Before moving to San Diego, I worked as a software engineer at Microsoft. I obtained my M.S. degree from Oregon State University, Corvallis, Oregon and B.S. degree from Hanoi University of Science and Technology, Hanoi, Vietnam.
I am interested in robotics, machine learning, control theory, and optimization. My work focuses on robots' understanding of the environments, e.g. probablistic mapping, navigation and exploration; and of their own dynamics model, e.g. robot dynamics learning, model-based reinforcement learning, and learning from demonstration. I am also interested in modeling uncertainty in map representations and robots' dynamics for safe and active planning and control.
We develop LEMURS, an algorithm for learning scalable multi-robot control policies from cooperative task demonstrations. We propose a port-Hamiltonian description of the multi-robot system to exploit universal physical constraints in interconnected systems and achieve closed-loop stability. We represent a multi-robot control policy using an architecture that combines self-attention mechanisms and neural ordinary differential equations. The former handles time-varying communication in the robot team, while the latter respects the continuous-time robot dynamics. Our representation is distributed by construction, enabling the learned control policies to be deployed in robot teams of different sizes.
Figures: Learn distributed control policy for swapping with 4 robots (top) and deploy with 64 robots (bottom)
This paper proposes techniques to learn the dynamics models of a mobile robot from trajectory data and synthesize a tracking controller with safety and stability guarantees. Instead of a hand-derived dynamics model, we use a dataset of state-control trajectories to train a translation-equivariant nonlinear Hamiltonian model represented as a neural ordinary differential equation (ODE) network. The learned Hamiltonian model is used to synthesize an energy-shaping passivity-based controller and derive conditions which guarantee safe regulation to a desired reference pose. Finally, we enable adaptive tracking of a desired path, subject to safety constraints obtained from obstacle distance measurements. Our safe adaptive controller is demonstrated on a simulated hexarotor robot navigating in unknown complex environments.

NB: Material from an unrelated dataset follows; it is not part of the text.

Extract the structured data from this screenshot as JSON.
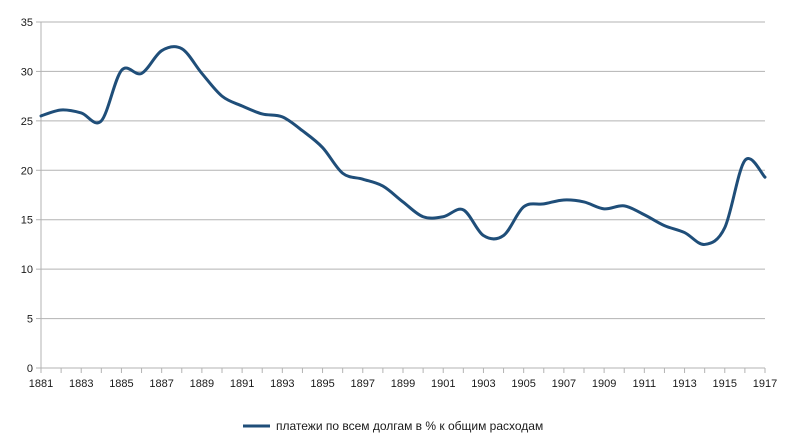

This paper develops geometric adaptive control with a learned disturbance model for rigid-body systems, such as ground, aerial, and underwater vehicles, that satisfy Hamilton's equations of motion over the SE(3) manifold. Our design consists of an offline disturbance model identification stage, using a Hamiltonian-based neural ordinary differential equation (ODE) network trained from state-control trajectory data, and an online adaptive control stage, estimating and compensating the disturbances based on geometric tracking errors. We demonstrate our adaptive geometric controller in trajectory tracking simulations of fully-actuated pendulum and under-actuated quadrotor systems.
The dynamics of many robots, including ground, aerial, and underwater vehicles, are described in terms of their SE(3) pose and generalized velocity, and satisfy conservation of energy principles. This paper proposes a Hamiltonian formulation over the SE(3) manifold of the structure of a neural ordinary differential equation (ODE) network to approximate the dynamics of a rigid body. In contrast to a black-box ODE network, our formulation guarantees total energy conservation by construction. We develop energy shaping and damping injection control for the learned, potentially underactuated SE(3) Hamiltonian dynamics to enable a unified approach for stabiliziation and trajectory tracking with various platforms, including pendulum, rigid-body, and quadrotor systems.
This paper focuses on online occupancy mapping and real-time collision checking onboard an autonomous robot navigating in a large unknown environment. We develop a probabilistic formulation based on Relevance Vector Machines, allowing probabilistic occupancy classification and supporting autonomous navigation. We provide an online training algorithm, updating the sparse Bayesian map incrementally from streaming range data, and an efficient collision-checking method for general curves, representing potential robot trajectories.
We propose a new map representation, in which occupied and free space are separated by the decision boundary of a kernel perceptron classifier. We develop an online training algorithm that maintains a very sparse set of support vectors to represent obstacle boundaries in configuration space. We also derive conditions that allow complete (without sampling) collision-checking for piecewise-linear and piecewise-polynomial robot trajectories.
We consider a control-affine nonlinear robot system subject to bounded input noise and rely on feedback linearization to determine ellipsoid output bounds on the closed-loop robot trajectory under stabilizing control. A virtual governor system is developed to adaptively track a desired navigation path, while relying on the robot trajectory bounds to slow down if safety is endangered and speed up otherwise. The main contribution is the derivation of theoretical guarantees for safe nonlinear system path-following control and its application to autonomous robot navigation in unknown environments.